Les routes de la province du Sud-Kivu sont dans un état de délabrement continu et très avancé depuis plusieurs années pour les unes et quelques mois pour les autres.
La ville de Bukavu n’est pas épargnée par cette situation qui agace plus d’un citoyen de la ville et de la province qui voit l’image de sa chère ville se détériorait du jour au lendemain suite à ce manque criant d’infrastructures routières.
Sur différents tronçons routiers, véhicules et les piétons se disputent la chaussée lors de chaque passage. Une situation qui créée de l’embouteillage et est à la base des certains accidents de circulation dans la ville. Parfois les véhicules se cognent contre les autres pour chercher un bon endroit où passer et protéger leurs véhicules de peur qu’ils ne s’endommagent.
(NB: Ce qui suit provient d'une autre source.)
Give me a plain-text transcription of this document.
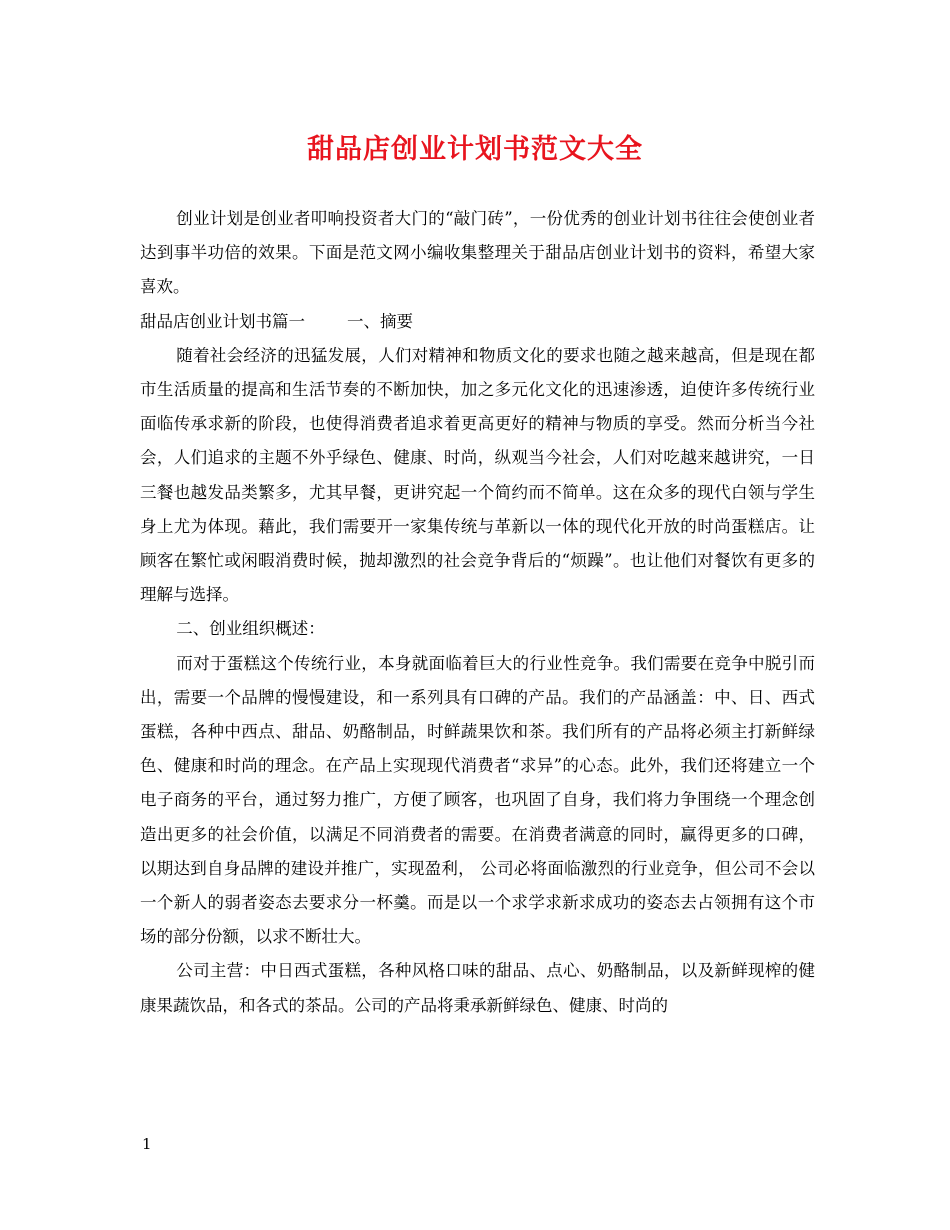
甜品店创业计划书范文大全

创业计划是创业者叩响投资者大门的“敲门砖”，一份优秀的创业计划书往往会使创业者达到事半功倍的效果。下面是范文网小编收集整理关于甜品店创业计划书的资料，希望大家喜欢。

甜品店创业计划书篇一        一、摘要

随着社会经济的迅猛发展，人们对精神和物质文化的要求也随之越来越高，但是现在都市生活质量的提高和生活节奏的不断加快，加之多元化文化的迅速渗透，迫使许多传统行业面临传承求新的阶段，也使得消费者追求着更高更好的精神与物质的享受。然而分析当今社会，人们追求的主题不外乎绿色、健康、时尚，纵观当今社会，人们对吃越来越讲究，一日三餐也越发品类繁多，尤其早餐，更讲究起一个简约而不简单。这在众多的现代白领与学生身上尤为体现。藉此，我们需要开一家集传统与革新以一体的现代化开放的时尚蛋糕店。让顾客在繁忙或闲暇消费时候，抛却激烈的社会竞争背后的“烦躁”。也让他们对餐饮有更多的理解与选择。

二、创业组织概述：

而对于蛋糕这个传统行业，本身就面临着巨大的行业性竞争。我们需要在竞争中脱引而出，需要一个品牌的慢慢建设，和一系列具有口碑的产品。我们的产品涵盖：中、日、西式蛋糕，各种中西点、甜品、奶酪制品，时鲜蔬果饮和茶。我们所有的产品将必须主打新鲜绿色、健康和时尚的理念。在产品上实现现代消费者“求异”的心态。此外，我们还将建立一个电子商务的平台，通过努力推广，方便了顾客，也巩固了自身，我们将力争围绕一个理念创造出更多的社会价值，以满足不同消费者的需要。在消费者满意的同时，赢得更多的口碑，以期达到自身品牌的建设并推广，实现盈利， 公司必将面临激烈的行业竞争，但公司不会以一个新人的弱者姿态去要求分一杯羹。而是以一个求学求新求成功的姿态去占领拥有这个市场的部分份额，以求不断壮大。

公司主营：中日西式蛋糕，各种风格口味的甜品、点心、奶酪制品，以及新鲜现榨的健康果蔬饮品，和各式的茶品。公司的产品将秉承新鲜绿色、健康、时尚的

1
Sur l’axe place de l’indépendance –Bagira par exemple, la chaussée est comparable à toute chose sauf à une route. Le rond point place de l’indépendance est désormais entouré par des trous béants alors qu’il faisait il y a un temps une place appréciée par plusieurs citoyens de la ville.
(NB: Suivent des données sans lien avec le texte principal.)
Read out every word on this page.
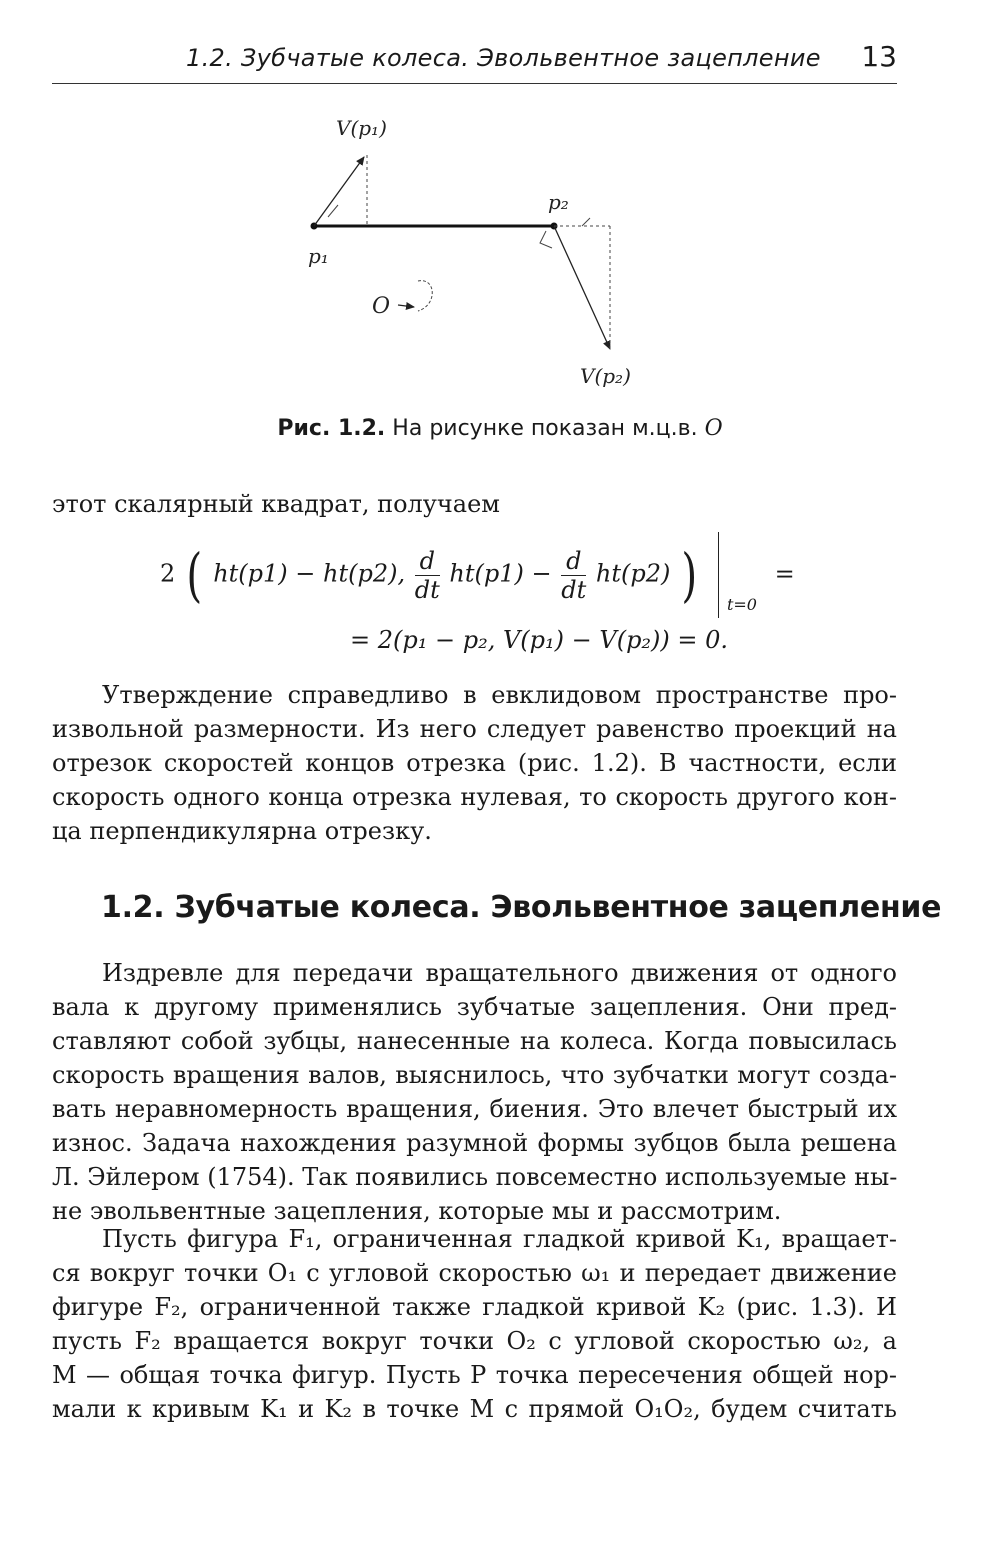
1.2. Зубчатые колеса. Эвольвентное зацепление 13
V(p₁)
p₂
p₁
O
V(p₂)
Рис. 1.2. На рисунке показан м.ц.в. O
этот скалярный квадрат, получаем
2 ( ht(p1) − ht(p2), $\frac{d}{dt} ht(p1) - \frac{d}{dt} ht(p2)$ ) $_{t=0}$ =
= 2(p₁ − p₂, V(p₁) − V(p₂)) = 0.
Утверждение справедливо в евклидовом пространстве про-
извольной размерности. Из него следует равенство проекций на
отрезок скоростей концов отрезка (рис. 1.2). В частности, если
скорость одного конца отрезка нулевая, то скорость другого кон-
ца перпендикулярна отрезку.
1.2. Зубчатые колеса. Эвольвентное зацепление
Издревле для передачи вращательного движения от одного
вала к другому применялись зубчатые зацепления. Они пред-
ставляют собой зубцы, нанесенные на колеса. Когда повысилась
скорость вращения валов, выяснилось, что зубчатки могут созда-
вать неравномерность вращения, биения. Это влечет быстрый их
износ. Задача нахождения разумной формы зубцов была решена
Л. Эйлером (1754). Так появились повсеместно используемые ны-
не эвольвентные зацепления, которые мы и рассмотрим.
Пусть фигура F₁, ограниченная гладкой кривой K₁, вращает-
ся вокруг точки O₁ с угловой скоростью ω₁ и передает движение
фигуре F₂, ограниченной также гладкой кривой K₂ (рис. 1.3). И
пусть F₂ вращается вокруг точки O₂ с угловой скоростью ω₂, а
M — общая точка фигур. Пусть P точка пересечения общей нор-
мали к кривым K₁ и K₂ в точке M с прямой O₁O₂, будем считать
Sur l’axe major Vangu-Maria Kachelewa, la route n’existe presque plus. Aucun véhicule ne peut quitter Essence pour se rendre au parking qui va à Mwenga ou à Walungu. Difficile parce que déjà sans pluie, c’est presque une prouesse de faire ce tronçon. Là, la route ne s’est pas détériorée aujourd’hui ou hier mais aucun gouvernement n’a pensé à sa construction depuis des lustres pourtant elle a bien servi la ville de Bukavu.
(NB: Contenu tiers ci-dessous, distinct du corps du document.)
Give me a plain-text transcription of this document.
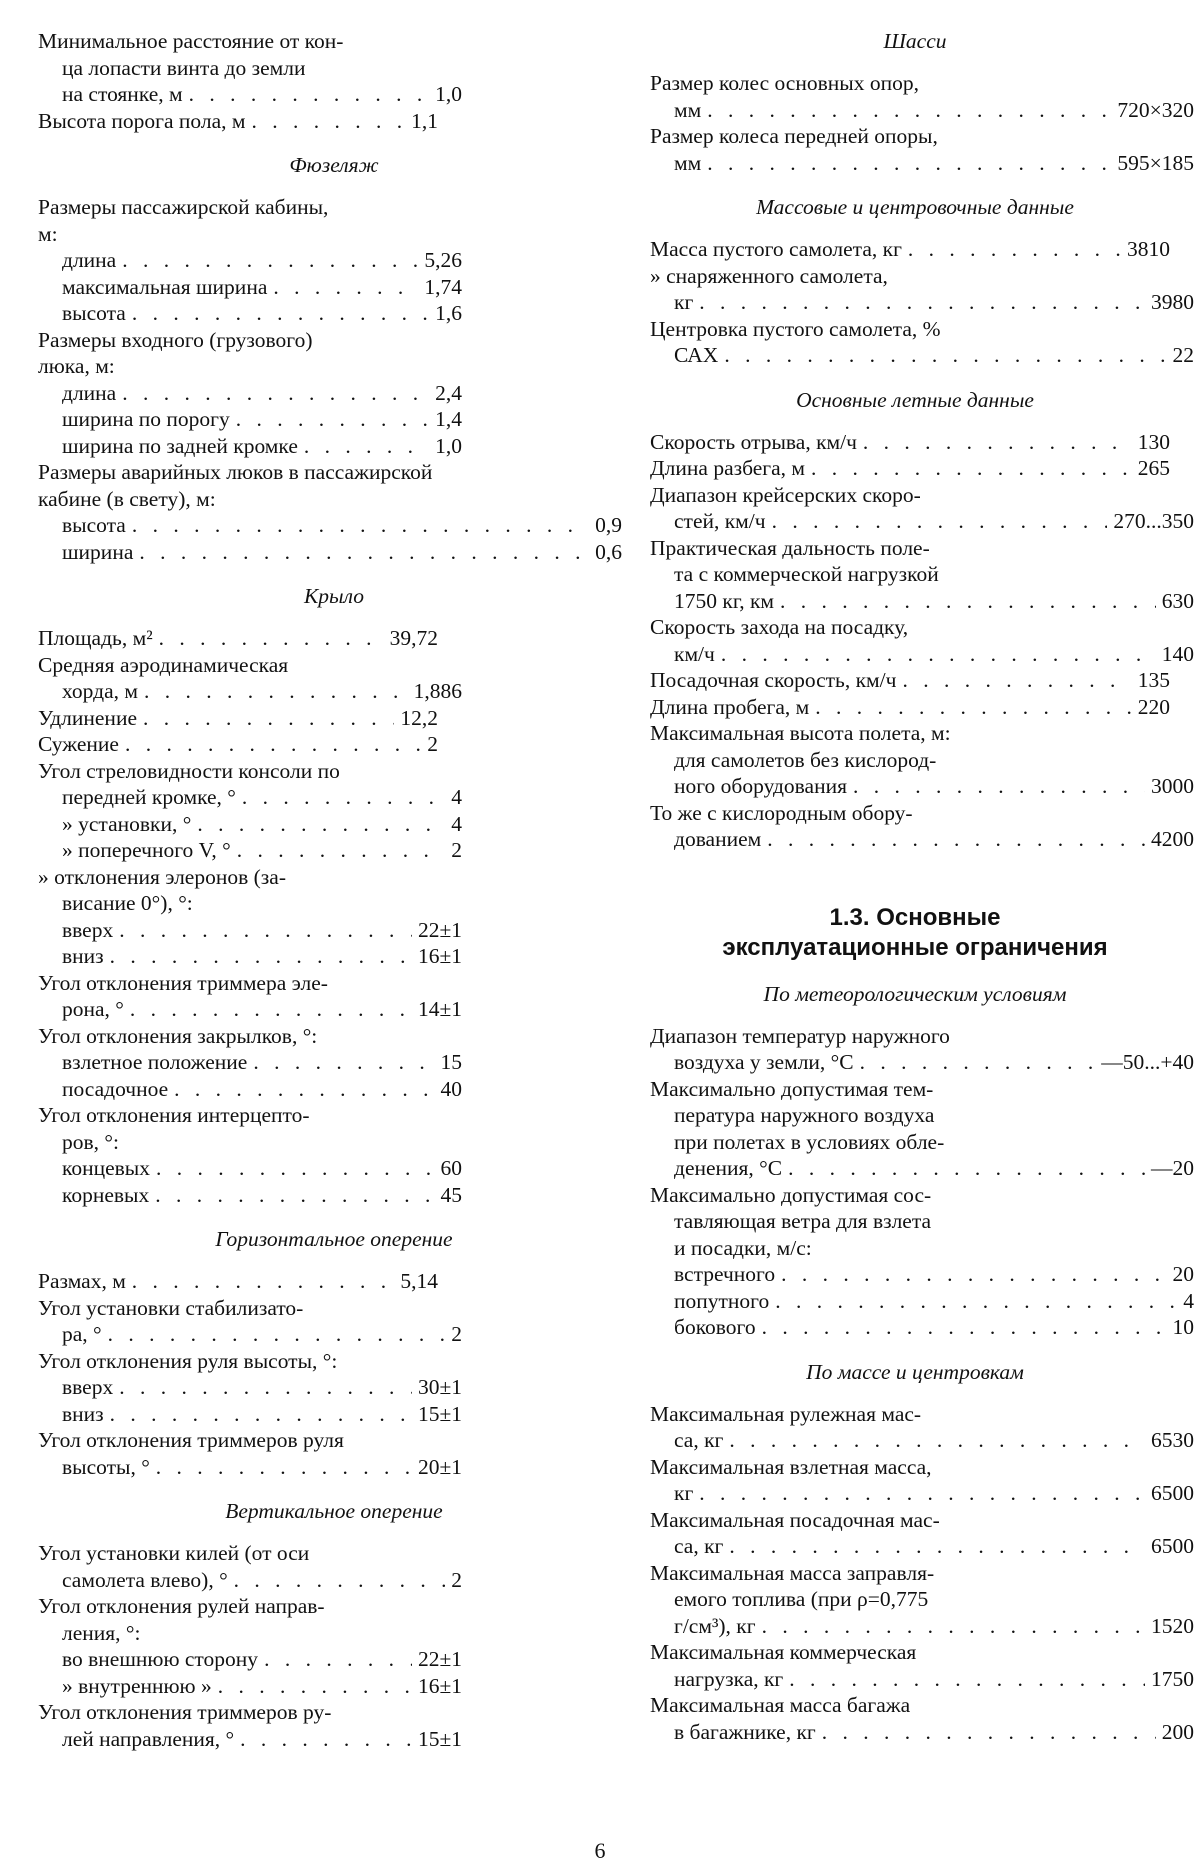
Минимальное расстояние от кон-
ца лопасти винта до земли
на стоянке, м . . .	1,0
Высота порога пола, м . . .	1,1
Фюзеляж
Размеры пассажирской кабины,
м:
длина . . .	5,26
максимальная ширина . . .	1,74
высота . . .	1,6
Размеры входного (грузового)
люка, м:
длина . . .	2,4
ширина по порогу . . .	1,4
ширина по задней кромке . . .	1,0
Размеры аварийных люков в пассажирской
кабине (в свету), м:
высота . . .	0,9
ширина . . .	0,6
Крыло
Площадь, м² . . .	39,72
Средняя аэродинамическая
хорда, м . . .	1,886
Удлинение . . .	12,2
Сужение . . .	2
Угол стреловидности консоли по
передней кромке, ° . . .	4
» установки, ° . . .	4
» поперечного V, ° . . .	2
» отклонения элеронов (за-
висание 0°), °:
вверх . . .	22±1
вниз . . .	16±1
Угол отклонения триммера эле-
рона, ° . . .	14±1
Угол отклонения закрылков, °:
взлетное положение . . .	15
посадочное . . .	40
Угол отклонения интерцепто-
ров, °:
концевых . . .	60
корневых . . .	45
Горизонтальное оперение
Размах, м . . .	5,14
Угол установки стабилизато-
ра, ° . . .	2
Угол отклонения руля высоты, °:
вверх . . .	30±1
вниз . . .	15±1
Угол отклонения триммеров руля
высоты, ° . . .	20±1
Вертикальное оперение
Угол установки килей (от оси
самолета влево), ° . . .	2
Угол отклонения рулей направ-
ления, °:
во внешнюю сторону . . .	22±1
» внутреннюю » . . .	16±1
Угол отклонения триммеров ру-
лей направления, ° . . .	15±1
Шасси
Размер колес основных опор,
мм . . .	720×320
Размер колеса передней опоры,
мм . . .	595×185
Массовые и центровочные данные
Масса пустого самолета, кг . . .	3810
» снаряженного самолета,
кг . . .	3980
Центровка пустого самолета, %
САХ . . .	22
Основные летные данные
Скорость отрыва, км/ч . . .	130
Длина разбега, м . . .	265
Диапазон крейсерских скоро-
стей, км/ч . . .	270...350
Практическая дальность поле-
та с коммерческой нагрузкой
1750 кг, км . . .	630
Скорость захода на посадку,
км/ч . . .	140
Посадочная скорость, км/ч . . .	135
Длина пробега, м . . .	220
Максимальная высота полета, м:
для самолетов без кислород-
ного оборудования . . .	3000
То же с кислородным обору-
дованием . . .	4200
1.3. Основные
эксплуатационные ограничения
По метеорологическим условиям
Диапазон температур наружного
воздуха у земли, °С . . .	—50...+40
Максимально допустимая тем-
пература наружного воздуха
при полетах в условиях обле-
денения, °С . . .	—20
Максимально допустимая сос-
тавляющая ветра для взлета
и посадки, м/с:
встречного . . .	20
попутного . . .	4
бокового . . .	10
По массе и центровкам
Максимальная рулежная мас-
са, кг . . .	6530
Максимальная взлетная масса,
кг . . .	6500
Максимальная посадочная мас-
са, кг . . .	6500
Максимальная масса заправля-
емого топлива (при ρ=0,775
г/см³), кг . . .	1520
Максимальная коммерческая
нагрузка, кг . . .	1750
Максимальная масса багажа
в багажнике, кг . . .	200
6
Sur P.E Lumumba la principale avenue de la ville de Bukavu quittant Labotte jusqu’à la frontière Ruzizi 1er, la situation inquiète les conducteurs. Malgré quelques petits travaux de colmatage observés non loin de la mairie de Bukavu, la majeure ou la quasi-totalité est impraticable.
« Nos véhicules ne durent plus et sont rapidement endommagés à cause du mauvais état de nos routes. Que l’Etat prenne des mesures urgentes pour la réhabilitation de ces routes », nous a révélé un chauffeur d’un taxi-bus rencontré sur l’axe Nguba.
Dans la commune de Kadutu, la situation est la même sur plusieurs tronçons routiers qui sont en état de délabrement très avancé. De Lycée Wima au stade de la concorde de Kadutu ou de Pas à pas à Cimpunda, la situation est pire et insoutenable pour beaucoup des passagers et conducteurs.
Les routes secondaires sont aussi abandonnées à leur triste sort alors qu’elles pouvaient servir pour désengorger les routes principales et faciliter la fluidité de la circulation. Ici, tous les quartiers de trois communes de Bukavu sont concernés.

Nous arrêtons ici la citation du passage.